To measure the “strictness” of a state’s guidelines, I used the Welfare Rules Database (WRD) created and managed by the Urban Institute. The database keeps track of all the welfare rules in each state and sorts them into more than 500 variables. I chose the July 2008 dataset because it corresponded with the dataset I’ll explain in the next paragraph. I examined each variable and collected 20 variables for the 50 states and District of Columbia that I determined were reasonable measures of “strictness.” I then coded these for use in the statistical software program STATA.
To measure the political participation of these recipients, I used the 2008 Cooperative Congressional Election Study (CCES). The CCES is a large, nation-wide survey of more than 30,000 people conducted before and after national elections. This survey contained information about respondents and their voting and political activities. The survey did not have a question asking whether or not a person was receiving welfare, but it did have enough demographic information to approximate whether a respondent was eligible for welfare. In an estimation that did not take into account the different states’ many specific guidelines on eligibility, I went through and narrowed the respondents to those who would likely be eligible for welfare according to marital status, number of children under 18, family size, their state’s cost of living, and their income compared to federal poverty level guidelines. This brought me down to about 1,000 respondents.
A simple, though imperfect, measure of political participation is voter turnout. I took the welfare-eligible respondents, sorted them by state, and looked at the CCES variables measuring who reported voting in the general and primary elections, and whose votes were validated by public voter records. Taking these numbers, I then analyzed them against the WRD data.
This is where I ran into some problems with validity. Because the 1,000 welfare-eligible respondents were split between 50 states, I had some states with 40+ respondents, while others had less than 10. Rhode Island had no welfare-eligible respondents. I could hardly compare a state that had 4 respondents who all voted, creating a 100% voter turnout rate, to a state that had 30 respondents and a 57% turnout rate. The results of my analysis reflected this problem, showing skewed results not at all reflecting a state’s strictness in TANF guidelines.

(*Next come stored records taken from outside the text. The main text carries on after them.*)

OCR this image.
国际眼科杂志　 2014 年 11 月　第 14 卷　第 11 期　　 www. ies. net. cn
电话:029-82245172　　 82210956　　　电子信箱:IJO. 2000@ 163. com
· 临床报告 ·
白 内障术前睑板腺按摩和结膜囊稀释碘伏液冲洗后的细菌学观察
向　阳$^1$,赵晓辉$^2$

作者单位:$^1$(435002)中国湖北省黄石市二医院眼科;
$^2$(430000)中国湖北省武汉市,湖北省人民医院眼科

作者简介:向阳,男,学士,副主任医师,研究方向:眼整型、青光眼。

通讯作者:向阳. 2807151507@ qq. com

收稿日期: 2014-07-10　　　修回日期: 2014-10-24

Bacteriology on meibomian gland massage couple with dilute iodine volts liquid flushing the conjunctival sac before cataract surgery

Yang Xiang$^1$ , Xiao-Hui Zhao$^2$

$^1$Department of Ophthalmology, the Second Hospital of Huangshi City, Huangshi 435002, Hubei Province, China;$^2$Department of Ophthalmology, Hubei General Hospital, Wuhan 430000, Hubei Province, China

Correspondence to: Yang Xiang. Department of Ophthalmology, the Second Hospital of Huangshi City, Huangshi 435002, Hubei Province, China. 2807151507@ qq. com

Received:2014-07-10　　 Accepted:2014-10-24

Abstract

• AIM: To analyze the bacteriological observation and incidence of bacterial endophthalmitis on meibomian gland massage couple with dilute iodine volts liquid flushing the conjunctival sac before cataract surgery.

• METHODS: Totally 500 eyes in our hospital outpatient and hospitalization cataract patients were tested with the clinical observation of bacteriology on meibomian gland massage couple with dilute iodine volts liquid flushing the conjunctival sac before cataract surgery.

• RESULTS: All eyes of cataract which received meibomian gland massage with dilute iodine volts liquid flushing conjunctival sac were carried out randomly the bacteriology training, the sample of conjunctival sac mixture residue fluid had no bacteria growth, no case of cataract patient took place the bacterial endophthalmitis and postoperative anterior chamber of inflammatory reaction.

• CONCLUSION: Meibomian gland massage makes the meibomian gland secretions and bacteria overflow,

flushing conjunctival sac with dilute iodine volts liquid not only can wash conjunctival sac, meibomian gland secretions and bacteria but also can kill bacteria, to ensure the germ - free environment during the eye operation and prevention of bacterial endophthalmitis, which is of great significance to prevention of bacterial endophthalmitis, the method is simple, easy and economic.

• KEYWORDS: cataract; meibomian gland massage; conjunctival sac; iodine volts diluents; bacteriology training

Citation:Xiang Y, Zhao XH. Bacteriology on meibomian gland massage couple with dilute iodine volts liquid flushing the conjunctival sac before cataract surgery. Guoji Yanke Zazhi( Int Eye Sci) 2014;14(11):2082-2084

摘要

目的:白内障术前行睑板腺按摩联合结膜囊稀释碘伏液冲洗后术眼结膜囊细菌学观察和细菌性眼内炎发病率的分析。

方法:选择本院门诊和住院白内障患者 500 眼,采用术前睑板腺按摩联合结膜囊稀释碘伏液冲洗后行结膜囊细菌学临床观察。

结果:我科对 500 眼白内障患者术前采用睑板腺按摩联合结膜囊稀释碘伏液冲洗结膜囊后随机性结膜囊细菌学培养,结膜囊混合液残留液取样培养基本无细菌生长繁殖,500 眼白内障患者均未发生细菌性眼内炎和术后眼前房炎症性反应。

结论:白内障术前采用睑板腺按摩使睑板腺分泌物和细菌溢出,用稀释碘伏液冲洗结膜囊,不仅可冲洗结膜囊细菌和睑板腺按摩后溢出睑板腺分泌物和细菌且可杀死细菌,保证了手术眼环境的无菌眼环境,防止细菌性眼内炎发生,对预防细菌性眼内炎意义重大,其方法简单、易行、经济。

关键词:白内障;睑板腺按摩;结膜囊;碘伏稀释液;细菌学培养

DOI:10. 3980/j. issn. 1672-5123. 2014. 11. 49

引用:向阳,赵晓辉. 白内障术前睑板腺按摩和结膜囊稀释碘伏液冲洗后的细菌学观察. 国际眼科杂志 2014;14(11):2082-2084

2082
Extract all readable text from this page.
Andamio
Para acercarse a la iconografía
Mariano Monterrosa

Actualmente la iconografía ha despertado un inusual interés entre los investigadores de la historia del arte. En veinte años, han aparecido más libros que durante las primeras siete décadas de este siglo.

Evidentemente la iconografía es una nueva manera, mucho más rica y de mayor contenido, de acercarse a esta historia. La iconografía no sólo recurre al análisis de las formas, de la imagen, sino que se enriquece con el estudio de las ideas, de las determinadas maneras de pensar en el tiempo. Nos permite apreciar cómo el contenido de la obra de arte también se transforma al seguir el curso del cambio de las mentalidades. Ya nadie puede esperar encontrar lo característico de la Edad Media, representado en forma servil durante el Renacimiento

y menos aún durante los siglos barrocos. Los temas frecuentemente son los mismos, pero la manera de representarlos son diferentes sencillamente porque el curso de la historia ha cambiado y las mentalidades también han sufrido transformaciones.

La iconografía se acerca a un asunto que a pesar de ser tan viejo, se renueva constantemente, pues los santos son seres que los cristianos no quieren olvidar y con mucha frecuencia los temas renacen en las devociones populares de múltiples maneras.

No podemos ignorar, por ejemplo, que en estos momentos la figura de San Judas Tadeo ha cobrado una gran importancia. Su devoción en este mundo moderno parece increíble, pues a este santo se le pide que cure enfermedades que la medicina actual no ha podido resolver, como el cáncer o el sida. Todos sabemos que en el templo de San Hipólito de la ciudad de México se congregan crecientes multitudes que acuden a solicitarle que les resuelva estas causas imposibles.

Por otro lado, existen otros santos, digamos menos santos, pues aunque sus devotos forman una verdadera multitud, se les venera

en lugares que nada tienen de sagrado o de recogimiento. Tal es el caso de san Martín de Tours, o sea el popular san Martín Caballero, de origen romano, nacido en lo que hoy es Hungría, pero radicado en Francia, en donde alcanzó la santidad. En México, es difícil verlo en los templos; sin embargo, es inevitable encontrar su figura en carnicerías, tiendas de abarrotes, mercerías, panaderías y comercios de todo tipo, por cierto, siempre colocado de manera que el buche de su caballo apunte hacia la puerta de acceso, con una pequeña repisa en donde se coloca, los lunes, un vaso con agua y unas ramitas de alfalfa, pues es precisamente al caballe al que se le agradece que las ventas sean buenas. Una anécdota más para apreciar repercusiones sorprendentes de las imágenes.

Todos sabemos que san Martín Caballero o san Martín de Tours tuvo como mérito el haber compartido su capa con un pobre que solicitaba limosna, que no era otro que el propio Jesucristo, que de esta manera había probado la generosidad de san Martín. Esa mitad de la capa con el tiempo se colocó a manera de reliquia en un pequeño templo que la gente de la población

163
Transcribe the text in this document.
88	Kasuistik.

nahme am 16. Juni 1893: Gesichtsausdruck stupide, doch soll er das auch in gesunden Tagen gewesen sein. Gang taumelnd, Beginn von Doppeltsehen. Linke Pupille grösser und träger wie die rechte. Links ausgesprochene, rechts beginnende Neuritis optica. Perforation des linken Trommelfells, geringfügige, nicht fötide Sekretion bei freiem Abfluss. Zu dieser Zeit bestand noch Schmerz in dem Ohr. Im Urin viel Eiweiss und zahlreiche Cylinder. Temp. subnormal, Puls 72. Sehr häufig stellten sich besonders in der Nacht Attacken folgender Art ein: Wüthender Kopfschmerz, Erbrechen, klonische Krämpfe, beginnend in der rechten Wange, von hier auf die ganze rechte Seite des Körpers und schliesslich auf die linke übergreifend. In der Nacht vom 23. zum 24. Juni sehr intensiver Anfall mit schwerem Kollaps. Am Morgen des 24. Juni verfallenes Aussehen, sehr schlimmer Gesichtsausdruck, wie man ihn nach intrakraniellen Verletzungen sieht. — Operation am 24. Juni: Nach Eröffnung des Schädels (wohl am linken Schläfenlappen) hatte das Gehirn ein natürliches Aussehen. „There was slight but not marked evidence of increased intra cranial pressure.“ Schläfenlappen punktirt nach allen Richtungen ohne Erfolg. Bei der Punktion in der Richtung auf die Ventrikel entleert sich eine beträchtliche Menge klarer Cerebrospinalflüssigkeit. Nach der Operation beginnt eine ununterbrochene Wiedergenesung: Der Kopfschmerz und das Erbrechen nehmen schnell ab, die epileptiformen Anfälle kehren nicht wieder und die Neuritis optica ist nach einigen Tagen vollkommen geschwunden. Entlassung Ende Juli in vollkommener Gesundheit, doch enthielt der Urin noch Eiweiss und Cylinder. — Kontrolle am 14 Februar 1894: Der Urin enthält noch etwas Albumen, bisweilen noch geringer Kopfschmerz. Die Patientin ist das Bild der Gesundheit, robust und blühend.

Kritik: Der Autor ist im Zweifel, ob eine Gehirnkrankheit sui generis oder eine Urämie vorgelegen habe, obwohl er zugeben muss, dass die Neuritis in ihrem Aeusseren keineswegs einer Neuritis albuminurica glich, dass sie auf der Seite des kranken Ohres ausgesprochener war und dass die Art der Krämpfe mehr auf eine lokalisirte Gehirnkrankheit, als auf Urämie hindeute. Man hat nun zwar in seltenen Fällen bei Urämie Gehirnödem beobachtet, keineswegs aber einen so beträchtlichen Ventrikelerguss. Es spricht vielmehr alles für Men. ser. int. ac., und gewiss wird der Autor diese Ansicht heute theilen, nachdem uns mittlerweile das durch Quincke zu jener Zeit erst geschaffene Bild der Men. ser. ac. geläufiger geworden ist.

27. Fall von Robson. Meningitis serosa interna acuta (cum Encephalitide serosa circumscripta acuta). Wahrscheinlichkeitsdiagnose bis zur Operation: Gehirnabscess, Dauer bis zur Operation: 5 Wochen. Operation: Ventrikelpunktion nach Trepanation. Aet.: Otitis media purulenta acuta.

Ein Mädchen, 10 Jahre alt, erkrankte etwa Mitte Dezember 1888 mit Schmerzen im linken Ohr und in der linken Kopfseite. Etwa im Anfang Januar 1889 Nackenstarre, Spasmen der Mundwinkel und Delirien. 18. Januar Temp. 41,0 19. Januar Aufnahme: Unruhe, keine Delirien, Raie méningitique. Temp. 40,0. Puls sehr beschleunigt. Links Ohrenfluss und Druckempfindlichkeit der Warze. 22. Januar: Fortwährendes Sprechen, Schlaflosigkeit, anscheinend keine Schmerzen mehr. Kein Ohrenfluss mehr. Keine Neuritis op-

I’m continuing to try to work with the data to possibly group states together that have similar guidelines or look at individual WRD variables instead of their sum. I plan on presenting my results to the Mary Lou Fulton poster conference at BYU on April 11, 2013. Though my results are not significant as of yet, I appreciate the opportunity to work on this project and experience original research. I hope that my finished results can be of some benefit to the social science community.